As an application of advanced analytics (AA) in supply chains (SCs), to model supply chain resilience (SCR) of transactions, logistics, operations, etc., of such complex representation of networks, we propose a supervised machine learning approach as a predictive analytics decision regression modelling framework that uses a coefficient setup MIQP (mixed-integer quadratic programming) technique. This can determine optimisable surrogate models to correlate independent X variables (e.g., resistance and recovery of the SC resilience) to the dependent Y variable SCR considering a dynamic behaviour of the SC with lag- and dead-time. A novel methodology to quantify SCR, based on a tree of continuous x and binary y variables of resistance (avoidance and containment) and recovery (stabilisation and return), considers ad hoc relationships of x and y to be part of the SCR predictions in the machine learning MIQP identification method.
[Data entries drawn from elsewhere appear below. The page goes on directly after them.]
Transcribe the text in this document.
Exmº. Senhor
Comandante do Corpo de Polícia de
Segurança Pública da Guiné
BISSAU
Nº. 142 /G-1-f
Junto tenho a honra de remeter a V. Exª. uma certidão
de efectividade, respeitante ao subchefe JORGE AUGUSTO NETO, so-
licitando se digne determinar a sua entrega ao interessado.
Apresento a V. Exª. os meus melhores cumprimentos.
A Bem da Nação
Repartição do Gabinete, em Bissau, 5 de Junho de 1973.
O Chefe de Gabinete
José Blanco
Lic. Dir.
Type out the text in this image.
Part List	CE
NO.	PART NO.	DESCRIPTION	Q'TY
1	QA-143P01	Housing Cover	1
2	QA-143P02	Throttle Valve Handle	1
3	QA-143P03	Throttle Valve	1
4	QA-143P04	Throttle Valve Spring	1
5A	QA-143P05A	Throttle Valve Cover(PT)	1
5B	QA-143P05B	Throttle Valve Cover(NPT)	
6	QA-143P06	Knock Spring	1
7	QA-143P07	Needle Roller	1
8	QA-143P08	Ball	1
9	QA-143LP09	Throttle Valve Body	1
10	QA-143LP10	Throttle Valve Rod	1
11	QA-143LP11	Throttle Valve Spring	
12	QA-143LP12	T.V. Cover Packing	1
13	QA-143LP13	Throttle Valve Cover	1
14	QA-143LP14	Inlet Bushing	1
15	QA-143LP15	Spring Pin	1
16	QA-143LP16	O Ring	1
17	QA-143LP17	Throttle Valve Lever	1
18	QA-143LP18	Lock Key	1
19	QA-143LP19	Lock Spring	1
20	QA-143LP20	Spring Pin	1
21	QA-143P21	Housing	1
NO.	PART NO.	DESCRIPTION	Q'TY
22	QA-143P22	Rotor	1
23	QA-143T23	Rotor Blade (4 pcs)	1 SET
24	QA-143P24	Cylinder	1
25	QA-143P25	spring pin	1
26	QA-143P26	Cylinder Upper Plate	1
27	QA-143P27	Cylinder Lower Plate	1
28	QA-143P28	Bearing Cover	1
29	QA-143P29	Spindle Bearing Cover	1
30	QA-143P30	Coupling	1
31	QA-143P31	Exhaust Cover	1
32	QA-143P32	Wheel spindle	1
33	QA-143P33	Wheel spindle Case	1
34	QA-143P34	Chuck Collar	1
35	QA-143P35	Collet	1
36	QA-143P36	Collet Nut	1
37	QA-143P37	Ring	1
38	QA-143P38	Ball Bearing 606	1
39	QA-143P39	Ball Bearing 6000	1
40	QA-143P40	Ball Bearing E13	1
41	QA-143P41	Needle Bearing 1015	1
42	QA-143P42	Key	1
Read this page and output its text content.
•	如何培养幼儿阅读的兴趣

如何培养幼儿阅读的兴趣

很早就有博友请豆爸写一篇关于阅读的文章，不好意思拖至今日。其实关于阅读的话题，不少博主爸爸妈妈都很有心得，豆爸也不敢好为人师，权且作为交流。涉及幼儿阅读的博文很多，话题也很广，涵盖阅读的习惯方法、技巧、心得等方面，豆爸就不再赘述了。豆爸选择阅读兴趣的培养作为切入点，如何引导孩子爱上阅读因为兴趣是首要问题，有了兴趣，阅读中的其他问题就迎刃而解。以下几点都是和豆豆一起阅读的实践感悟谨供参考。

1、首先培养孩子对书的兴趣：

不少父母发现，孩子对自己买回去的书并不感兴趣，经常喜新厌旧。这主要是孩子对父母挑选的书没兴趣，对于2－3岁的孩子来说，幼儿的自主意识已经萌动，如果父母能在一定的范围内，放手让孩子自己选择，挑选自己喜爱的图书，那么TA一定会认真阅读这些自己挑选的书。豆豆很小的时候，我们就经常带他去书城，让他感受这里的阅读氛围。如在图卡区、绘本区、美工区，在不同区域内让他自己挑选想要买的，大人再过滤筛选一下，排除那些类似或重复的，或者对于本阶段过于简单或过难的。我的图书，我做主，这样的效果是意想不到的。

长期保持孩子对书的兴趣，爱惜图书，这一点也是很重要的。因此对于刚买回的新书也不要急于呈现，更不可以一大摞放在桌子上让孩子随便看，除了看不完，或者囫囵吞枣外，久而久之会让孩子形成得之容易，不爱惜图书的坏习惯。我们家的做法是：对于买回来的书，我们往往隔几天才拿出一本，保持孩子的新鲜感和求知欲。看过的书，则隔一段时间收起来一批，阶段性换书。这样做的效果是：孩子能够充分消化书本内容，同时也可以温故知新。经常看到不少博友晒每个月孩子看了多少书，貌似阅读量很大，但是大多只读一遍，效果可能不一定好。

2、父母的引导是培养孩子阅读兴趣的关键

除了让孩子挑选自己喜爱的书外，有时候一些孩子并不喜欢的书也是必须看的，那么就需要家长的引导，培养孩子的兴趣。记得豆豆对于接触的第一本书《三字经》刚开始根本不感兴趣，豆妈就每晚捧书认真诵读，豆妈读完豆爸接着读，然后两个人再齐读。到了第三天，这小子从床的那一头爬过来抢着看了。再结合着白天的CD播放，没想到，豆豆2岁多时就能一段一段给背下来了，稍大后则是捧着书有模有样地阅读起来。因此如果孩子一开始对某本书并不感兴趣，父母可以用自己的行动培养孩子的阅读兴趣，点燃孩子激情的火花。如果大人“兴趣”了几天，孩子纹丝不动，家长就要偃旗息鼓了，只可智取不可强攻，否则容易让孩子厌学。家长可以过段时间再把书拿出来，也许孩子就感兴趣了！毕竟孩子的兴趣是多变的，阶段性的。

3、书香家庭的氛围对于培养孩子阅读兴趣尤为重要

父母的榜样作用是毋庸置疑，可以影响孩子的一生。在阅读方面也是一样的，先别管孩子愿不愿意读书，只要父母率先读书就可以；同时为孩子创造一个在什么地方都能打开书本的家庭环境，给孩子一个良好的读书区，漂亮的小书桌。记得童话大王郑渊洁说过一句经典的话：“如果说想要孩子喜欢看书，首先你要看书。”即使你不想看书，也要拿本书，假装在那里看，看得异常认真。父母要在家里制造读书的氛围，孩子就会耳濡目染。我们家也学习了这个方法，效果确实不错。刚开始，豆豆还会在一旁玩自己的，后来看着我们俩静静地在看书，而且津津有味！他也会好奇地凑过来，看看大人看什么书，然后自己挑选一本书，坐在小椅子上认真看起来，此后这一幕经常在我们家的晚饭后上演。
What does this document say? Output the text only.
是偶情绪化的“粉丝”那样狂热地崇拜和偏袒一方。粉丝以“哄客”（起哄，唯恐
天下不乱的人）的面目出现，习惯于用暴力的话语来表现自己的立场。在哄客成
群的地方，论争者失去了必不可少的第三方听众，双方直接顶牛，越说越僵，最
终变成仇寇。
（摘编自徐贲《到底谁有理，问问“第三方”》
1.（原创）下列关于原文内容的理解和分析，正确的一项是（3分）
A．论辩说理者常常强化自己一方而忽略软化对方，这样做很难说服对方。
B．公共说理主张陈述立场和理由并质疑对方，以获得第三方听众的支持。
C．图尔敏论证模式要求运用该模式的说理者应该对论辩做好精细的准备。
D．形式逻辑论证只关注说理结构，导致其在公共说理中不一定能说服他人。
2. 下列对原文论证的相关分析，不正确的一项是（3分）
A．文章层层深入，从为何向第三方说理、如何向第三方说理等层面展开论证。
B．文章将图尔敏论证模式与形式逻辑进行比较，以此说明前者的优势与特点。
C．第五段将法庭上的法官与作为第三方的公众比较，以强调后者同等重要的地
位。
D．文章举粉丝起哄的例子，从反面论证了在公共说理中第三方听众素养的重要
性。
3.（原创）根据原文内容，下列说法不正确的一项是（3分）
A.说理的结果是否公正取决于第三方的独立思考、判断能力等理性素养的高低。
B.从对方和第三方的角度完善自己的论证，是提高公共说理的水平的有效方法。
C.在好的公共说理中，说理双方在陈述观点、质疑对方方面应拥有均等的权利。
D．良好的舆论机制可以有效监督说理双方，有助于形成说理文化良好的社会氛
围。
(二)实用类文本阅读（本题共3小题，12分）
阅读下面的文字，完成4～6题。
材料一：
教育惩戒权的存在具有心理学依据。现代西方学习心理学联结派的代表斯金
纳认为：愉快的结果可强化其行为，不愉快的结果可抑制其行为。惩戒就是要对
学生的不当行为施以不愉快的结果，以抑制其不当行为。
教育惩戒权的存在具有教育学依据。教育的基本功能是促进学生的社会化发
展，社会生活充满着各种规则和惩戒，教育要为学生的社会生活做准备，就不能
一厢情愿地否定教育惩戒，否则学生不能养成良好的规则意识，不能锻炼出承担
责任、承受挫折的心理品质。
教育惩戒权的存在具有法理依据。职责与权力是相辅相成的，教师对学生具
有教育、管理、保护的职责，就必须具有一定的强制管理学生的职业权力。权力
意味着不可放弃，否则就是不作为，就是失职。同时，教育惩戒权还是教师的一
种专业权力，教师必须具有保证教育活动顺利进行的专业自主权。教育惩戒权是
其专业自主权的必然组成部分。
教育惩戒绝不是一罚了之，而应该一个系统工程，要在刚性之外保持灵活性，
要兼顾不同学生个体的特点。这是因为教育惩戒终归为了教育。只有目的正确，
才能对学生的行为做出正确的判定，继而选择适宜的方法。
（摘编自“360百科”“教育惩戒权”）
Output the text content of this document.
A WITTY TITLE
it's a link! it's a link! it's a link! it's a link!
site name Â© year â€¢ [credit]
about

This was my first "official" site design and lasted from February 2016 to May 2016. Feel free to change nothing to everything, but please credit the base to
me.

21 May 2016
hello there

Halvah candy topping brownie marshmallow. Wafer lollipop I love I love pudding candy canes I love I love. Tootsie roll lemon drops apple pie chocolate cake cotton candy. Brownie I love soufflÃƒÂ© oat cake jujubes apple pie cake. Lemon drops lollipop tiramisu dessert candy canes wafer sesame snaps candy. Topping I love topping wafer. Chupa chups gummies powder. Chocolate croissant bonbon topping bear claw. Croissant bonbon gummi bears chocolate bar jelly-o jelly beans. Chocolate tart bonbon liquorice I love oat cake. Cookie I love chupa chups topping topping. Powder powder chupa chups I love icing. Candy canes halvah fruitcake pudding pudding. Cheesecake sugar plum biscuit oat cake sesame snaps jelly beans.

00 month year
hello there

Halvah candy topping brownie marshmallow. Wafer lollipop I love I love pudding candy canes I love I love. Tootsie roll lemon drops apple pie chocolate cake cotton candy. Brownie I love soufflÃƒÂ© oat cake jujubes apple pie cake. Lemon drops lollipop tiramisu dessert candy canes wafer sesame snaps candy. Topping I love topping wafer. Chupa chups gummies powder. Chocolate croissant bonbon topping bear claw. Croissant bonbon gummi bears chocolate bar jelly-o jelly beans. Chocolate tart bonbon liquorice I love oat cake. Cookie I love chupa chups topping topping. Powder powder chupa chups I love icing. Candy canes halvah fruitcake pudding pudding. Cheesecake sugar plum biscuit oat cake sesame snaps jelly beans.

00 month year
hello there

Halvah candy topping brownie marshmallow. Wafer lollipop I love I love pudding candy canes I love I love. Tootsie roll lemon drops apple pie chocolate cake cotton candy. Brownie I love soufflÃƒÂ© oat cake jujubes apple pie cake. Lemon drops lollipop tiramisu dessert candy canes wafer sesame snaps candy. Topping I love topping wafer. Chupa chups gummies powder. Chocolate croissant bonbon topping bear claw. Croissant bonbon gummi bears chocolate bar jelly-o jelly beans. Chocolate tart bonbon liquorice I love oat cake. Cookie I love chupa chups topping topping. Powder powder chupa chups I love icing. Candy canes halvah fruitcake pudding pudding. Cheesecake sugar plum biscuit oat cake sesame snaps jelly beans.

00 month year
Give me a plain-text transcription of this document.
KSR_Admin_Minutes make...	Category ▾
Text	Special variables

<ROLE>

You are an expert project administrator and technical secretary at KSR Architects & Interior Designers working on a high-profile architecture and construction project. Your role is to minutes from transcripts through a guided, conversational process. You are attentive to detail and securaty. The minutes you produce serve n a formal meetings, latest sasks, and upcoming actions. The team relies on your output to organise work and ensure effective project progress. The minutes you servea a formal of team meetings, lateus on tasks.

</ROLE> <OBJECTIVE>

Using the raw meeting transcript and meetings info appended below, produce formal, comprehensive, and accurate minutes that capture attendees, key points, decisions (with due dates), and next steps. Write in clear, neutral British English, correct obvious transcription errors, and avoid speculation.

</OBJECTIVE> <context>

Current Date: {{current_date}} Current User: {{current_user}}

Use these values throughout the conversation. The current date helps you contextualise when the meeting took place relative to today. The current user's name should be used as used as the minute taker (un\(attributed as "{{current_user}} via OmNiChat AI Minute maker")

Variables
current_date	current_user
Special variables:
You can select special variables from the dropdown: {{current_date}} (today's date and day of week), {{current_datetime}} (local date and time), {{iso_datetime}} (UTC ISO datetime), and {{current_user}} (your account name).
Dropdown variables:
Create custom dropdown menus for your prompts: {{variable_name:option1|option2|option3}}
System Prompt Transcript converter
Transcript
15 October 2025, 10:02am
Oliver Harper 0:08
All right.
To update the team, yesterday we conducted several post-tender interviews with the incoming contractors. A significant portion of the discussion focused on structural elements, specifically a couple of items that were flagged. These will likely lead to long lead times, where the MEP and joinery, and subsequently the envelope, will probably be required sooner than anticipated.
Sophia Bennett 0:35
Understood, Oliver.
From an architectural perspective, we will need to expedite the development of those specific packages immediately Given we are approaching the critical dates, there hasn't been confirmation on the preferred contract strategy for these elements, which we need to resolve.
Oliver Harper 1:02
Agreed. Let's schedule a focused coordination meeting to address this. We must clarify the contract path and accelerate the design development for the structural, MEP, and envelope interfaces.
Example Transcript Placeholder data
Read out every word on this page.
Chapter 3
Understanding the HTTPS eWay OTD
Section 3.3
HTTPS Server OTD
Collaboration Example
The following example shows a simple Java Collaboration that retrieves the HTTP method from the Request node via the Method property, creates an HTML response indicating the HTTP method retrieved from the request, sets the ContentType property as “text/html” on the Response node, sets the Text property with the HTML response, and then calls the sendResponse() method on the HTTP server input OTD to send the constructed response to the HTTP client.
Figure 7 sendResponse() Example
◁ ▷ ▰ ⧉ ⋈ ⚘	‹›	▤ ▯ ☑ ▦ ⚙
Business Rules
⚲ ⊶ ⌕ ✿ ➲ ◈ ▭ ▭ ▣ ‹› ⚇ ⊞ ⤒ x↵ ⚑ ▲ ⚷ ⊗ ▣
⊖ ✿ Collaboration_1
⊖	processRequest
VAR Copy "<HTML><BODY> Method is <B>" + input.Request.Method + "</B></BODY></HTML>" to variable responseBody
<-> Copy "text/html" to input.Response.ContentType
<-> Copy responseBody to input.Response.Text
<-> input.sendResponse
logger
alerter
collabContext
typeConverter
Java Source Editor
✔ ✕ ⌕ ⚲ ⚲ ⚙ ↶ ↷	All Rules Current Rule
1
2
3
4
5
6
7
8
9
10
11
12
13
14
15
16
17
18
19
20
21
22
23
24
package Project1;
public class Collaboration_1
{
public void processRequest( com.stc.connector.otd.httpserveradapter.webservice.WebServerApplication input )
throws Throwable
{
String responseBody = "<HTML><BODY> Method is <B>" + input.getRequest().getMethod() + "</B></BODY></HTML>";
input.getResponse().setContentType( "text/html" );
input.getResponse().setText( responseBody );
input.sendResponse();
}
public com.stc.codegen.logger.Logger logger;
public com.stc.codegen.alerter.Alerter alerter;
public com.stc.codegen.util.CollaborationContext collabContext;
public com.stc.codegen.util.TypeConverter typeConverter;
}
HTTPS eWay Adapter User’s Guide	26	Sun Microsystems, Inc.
Such SCR algebraic or analytical formulas obtained in this constrained decision regression approach (a type of predictive analytics) can be used in optimisation and control problems of prescriptive and detective analytics types of AA. The proposed model is applied in an oil and gas case pertaining to liquid natural gas (LNG) and its leaks known as boil-off gas (BOG). The vapors generated by the leaks or venting of BOG in the LNG supply chain reduces the SCR of this commodity. There are losses of materials, environmental impacts, reduction in the calorific value of the LNG to be re-gasified, potential safety issues, to name a few. This research aims to introduce a methodology to model and predict SCR in a general way (by a new design as example), but particularly, covers the digital transformation implementations that can potentially lead to an enhanced resilience in the supply chain of LNG towards the desired level of digital supply chain resilience (DSCR).